WASHINGTON — More than a year after President Trump abruptly pulled out of the Trans-Pacific Partnership, saying it was a bad deal for the United States, Treasury Secretary Steven Mnuchin said on Tuesday that the United States is discussing rejoining the multilateral trade agreement.
Mr. Mnuchin, speaking at an investment summit meeting sponsored by the U.S. Chamber of Commerce, said that renegotiating the trade agreement was “on the table” and that he had been in talks with other countries about what it would take for the United States to reverse course.

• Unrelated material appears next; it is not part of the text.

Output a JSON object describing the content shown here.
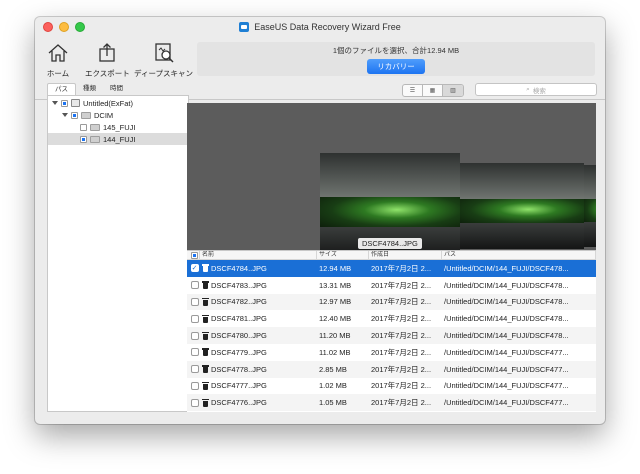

Mr. Trump withdrew from the deal in January 2017, dooming President Barack Obama’s signature trade agreement and leaving the 11 other countries in the pact scrambling to renegotiate the deal on their own. But Mr. Trump appears to have found a renewed interest in an agreement that he once described as “a rape of our country.”
“I’ve met with several of my counterparties and other people, and we’ve begun to have very high-level conversations about T.P.P.,” Mr. Mnuchin said, adding that Mr. Trump would still prefer to do one-on-one trade agreements first. “It’s not a priority at the moment, but it is something the president will consider.”
Mr. Trump opened the door to taking another look at the agreement in January at the World Economic Forum in Davos, Switzerland, leading to speculation about whether he was upending his “America First” trade policy.
“If we did a substantially better deal, I would be open to T.P.P.,” Mr. Trump said during an interview with CNBC.